Claure, who moved to the U.S. from Bolivia, has worked on key projects, including the turnaround of U.S. mobile carrier Sprint and its merger with T-Mobile. Claure is a former executive chairman of Sprint.
He helped revamp WeWork after its founder Adam Neumann resigned in 2019. Claure also helped launch a large venture capital fund in South America.
“Marcelo has made many contributions to SoftBank during his time here, and we thank him for his dedication and wish him continued success in his future endeavors,” Son said.
Claure said he was grateful to Son for being his mentor.
“Beyond the value we have created for SoftBank stockholders, we have invested in some of the most innovative and disruptive companies that will be industry leaders for decades to come,” he said.
In a move related to Claure’s departure, Michel Combes, a former chief executive at Sprint, is becoming chief executive of SoftBank Group International, another position Claure held. Combes joined as president in 2020.

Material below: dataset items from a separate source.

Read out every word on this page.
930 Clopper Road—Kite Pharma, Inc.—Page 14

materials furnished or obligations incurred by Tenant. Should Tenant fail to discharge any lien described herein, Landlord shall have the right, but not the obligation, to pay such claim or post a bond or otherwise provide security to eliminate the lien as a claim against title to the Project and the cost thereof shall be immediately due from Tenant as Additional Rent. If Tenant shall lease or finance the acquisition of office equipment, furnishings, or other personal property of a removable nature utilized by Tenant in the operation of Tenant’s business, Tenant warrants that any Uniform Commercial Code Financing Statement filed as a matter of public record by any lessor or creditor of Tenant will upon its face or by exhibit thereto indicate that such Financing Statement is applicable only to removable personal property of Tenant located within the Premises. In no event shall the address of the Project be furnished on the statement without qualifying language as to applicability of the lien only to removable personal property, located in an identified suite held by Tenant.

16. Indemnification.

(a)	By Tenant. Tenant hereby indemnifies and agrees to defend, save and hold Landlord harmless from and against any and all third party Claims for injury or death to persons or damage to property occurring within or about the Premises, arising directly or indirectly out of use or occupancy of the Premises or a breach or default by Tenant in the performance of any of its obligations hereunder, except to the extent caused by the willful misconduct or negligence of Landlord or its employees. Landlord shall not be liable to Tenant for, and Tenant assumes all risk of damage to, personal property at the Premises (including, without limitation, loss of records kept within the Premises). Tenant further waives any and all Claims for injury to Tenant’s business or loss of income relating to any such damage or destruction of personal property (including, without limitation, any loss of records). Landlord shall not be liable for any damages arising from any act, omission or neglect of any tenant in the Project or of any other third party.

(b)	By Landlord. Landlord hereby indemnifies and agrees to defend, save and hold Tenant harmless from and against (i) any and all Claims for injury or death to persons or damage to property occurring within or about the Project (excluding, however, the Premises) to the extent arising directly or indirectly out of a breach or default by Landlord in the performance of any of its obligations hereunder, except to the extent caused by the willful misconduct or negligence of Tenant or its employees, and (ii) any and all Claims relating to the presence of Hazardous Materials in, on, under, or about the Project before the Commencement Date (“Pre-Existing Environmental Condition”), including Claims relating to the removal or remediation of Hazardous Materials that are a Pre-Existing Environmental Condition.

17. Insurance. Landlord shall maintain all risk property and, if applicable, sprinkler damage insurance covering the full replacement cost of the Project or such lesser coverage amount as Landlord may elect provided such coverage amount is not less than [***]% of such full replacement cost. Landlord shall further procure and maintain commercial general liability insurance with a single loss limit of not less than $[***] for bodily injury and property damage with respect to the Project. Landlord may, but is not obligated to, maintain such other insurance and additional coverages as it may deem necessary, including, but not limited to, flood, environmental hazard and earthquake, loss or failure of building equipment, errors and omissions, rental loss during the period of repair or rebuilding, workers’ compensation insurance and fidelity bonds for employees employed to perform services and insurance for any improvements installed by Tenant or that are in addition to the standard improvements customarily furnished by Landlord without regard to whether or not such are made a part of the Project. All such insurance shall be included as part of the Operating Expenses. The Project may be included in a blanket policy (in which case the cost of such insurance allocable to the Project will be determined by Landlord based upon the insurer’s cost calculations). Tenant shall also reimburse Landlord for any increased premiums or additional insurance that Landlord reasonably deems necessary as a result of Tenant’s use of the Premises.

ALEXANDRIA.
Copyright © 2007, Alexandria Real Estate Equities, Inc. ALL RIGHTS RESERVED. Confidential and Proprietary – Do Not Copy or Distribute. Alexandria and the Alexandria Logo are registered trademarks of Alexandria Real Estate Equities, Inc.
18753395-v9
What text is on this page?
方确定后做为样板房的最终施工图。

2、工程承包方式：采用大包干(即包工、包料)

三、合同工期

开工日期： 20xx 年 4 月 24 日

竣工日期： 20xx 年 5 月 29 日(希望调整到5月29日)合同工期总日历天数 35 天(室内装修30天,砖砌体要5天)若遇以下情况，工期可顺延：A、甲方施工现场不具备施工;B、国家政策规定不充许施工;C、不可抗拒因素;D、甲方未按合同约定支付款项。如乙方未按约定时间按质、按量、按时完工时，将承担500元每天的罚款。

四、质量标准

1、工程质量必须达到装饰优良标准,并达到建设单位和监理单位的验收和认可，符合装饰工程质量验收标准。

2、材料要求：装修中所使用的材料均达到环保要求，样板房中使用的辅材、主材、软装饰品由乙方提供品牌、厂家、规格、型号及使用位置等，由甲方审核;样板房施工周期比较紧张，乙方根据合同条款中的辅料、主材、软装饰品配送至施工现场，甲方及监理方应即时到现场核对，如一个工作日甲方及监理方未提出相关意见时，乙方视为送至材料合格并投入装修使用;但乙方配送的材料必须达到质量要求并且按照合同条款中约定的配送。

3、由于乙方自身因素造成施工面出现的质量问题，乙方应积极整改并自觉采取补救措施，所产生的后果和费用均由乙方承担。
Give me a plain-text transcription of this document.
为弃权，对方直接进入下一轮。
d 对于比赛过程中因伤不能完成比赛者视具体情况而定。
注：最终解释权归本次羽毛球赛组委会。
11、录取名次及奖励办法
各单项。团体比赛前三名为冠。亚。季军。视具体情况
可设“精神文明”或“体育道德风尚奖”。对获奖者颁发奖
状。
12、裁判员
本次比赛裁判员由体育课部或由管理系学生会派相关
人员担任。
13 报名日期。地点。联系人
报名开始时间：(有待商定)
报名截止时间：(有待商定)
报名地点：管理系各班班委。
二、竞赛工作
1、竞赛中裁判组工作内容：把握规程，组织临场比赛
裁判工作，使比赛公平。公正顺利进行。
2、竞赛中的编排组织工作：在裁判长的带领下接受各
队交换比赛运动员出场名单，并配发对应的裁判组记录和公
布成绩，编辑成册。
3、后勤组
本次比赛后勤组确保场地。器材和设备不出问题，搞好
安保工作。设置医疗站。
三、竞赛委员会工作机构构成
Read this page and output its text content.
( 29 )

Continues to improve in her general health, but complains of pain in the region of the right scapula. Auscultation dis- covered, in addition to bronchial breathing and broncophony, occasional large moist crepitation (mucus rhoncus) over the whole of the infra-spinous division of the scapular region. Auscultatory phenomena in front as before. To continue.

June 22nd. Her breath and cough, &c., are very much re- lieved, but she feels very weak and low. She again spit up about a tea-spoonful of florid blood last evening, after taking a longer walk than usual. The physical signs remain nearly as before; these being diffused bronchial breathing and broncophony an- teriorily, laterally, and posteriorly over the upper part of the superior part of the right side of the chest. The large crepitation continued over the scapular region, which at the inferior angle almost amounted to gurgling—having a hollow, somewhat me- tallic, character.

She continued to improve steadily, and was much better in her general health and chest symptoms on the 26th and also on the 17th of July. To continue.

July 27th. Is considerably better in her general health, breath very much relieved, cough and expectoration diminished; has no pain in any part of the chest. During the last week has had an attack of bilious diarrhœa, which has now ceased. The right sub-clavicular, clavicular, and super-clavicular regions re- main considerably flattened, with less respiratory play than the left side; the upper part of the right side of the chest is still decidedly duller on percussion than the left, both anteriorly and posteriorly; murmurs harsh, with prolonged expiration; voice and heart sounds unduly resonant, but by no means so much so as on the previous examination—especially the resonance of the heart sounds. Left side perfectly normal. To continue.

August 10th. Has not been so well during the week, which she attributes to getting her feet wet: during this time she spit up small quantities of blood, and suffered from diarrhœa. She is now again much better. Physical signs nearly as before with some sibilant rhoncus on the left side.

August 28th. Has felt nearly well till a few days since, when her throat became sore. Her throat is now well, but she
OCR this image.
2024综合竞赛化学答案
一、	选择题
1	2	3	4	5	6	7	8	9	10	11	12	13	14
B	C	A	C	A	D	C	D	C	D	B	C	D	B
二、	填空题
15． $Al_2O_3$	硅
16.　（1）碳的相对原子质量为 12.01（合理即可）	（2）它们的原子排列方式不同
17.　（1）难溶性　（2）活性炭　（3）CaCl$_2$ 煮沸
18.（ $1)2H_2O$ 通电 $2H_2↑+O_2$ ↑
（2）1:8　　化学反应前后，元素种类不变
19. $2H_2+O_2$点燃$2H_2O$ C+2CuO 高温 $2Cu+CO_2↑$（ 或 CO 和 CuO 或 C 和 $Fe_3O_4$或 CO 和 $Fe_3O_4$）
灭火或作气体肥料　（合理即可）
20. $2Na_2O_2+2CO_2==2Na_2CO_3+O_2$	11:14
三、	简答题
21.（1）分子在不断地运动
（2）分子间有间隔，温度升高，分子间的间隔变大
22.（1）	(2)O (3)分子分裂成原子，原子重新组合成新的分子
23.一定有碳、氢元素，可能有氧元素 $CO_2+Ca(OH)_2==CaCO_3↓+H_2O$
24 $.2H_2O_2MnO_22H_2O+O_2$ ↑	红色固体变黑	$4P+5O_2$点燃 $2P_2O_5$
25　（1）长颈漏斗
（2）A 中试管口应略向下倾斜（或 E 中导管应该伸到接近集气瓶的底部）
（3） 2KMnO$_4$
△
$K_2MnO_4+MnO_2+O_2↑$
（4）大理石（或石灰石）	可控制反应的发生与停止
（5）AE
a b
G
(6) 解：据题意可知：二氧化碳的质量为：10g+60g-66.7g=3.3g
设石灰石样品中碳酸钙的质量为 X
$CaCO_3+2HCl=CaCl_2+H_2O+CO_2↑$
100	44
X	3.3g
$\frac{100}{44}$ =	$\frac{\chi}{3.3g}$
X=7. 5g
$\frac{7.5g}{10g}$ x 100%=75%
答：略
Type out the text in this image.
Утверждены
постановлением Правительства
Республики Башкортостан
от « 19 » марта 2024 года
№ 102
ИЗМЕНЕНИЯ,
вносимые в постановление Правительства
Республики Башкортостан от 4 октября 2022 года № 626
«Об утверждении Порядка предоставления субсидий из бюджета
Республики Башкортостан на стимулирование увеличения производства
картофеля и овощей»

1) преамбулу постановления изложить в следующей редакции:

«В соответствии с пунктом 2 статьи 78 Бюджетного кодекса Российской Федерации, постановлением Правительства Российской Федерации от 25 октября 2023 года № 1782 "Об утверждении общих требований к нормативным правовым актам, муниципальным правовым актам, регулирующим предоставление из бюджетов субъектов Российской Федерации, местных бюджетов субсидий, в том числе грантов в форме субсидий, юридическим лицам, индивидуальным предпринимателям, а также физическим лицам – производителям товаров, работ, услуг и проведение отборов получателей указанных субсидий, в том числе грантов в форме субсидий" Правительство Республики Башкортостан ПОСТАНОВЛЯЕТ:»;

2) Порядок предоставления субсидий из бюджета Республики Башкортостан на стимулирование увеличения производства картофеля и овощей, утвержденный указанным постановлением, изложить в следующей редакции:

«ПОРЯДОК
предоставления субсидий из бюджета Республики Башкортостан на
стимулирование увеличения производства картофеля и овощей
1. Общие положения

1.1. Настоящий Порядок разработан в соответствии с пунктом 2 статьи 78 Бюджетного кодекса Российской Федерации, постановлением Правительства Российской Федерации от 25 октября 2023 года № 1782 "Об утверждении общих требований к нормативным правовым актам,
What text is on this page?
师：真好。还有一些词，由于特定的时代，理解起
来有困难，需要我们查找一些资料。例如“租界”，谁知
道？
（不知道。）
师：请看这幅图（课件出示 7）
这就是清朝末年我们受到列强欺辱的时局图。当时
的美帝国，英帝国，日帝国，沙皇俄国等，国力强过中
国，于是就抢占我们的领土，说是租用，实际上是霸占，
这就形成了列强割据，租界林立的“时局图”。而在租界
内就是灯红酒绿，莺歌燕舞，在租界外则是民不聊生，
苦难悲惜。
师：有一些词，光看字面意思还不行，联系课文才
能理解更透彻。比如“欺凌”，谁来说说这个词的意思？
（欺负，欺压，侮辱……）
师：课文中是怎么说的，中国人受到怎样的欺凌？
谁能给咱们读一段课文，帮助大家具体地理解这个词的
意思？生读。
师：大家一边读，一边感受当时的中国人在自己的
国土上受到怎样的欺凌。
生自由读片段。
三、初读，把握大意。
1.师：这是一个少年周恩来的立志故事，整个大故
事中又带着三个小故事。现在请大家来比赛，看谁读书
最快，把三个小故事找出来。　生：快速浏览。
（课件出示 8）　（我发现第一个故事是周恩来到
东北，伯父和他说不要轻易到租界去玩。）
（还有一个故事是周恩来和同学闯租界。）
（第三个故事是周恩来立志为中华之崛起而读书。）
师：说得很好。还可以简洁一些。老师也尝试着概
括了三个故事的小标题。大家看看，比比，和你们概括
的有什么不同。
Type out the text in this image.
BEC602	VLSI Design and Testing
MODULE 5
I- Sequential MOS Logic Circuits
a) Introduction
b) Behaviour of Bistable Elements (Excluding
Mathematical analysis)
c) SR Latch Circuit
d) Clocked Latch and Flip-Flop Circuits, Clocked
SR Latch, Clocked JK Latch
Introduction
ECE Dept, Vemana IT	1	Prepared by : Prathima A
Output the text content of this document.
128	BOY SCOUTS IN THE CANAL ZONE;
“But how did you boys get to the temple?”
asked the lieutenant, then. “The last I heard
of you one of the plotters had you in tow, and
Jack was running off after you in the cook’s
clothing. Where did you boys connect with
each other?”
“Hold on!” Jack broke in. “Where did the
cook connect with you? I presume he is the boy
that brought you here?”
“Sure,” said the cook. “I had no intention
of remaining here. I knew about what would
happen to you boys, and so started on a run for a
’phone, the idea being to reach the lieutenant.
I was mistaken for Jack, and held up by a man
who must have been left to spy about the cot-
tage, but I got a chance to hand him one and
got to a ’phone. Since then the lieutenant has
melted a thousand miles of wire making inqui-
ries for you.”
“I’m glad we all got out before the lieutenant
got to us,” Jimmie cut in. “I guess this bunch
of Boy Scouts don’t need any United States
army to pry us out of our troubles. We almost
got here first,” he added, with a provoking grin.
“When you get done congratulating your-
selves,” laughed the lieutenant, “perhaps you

The company has had high-profile departures before. Jack Ma, Alibaba’s co-founder, resigned from the board in 2020. Nikesh Arora, a former top executive at Google, left SoftBank several years ago. One contributing reason may be that shareholders of Japanese companies tend to be relatively more zealous in scrutinizing the paychecks of executives than in the U.S.
Among SoftBank’s investments are Chinese e-commerce giant Alibaba, U.S. ride-hailing company Uber and insurance startup Lemonade. Although its financial results have often proved volatile, Son insists some choices have stood the test of time. The company reports its earnings on Feb. 8.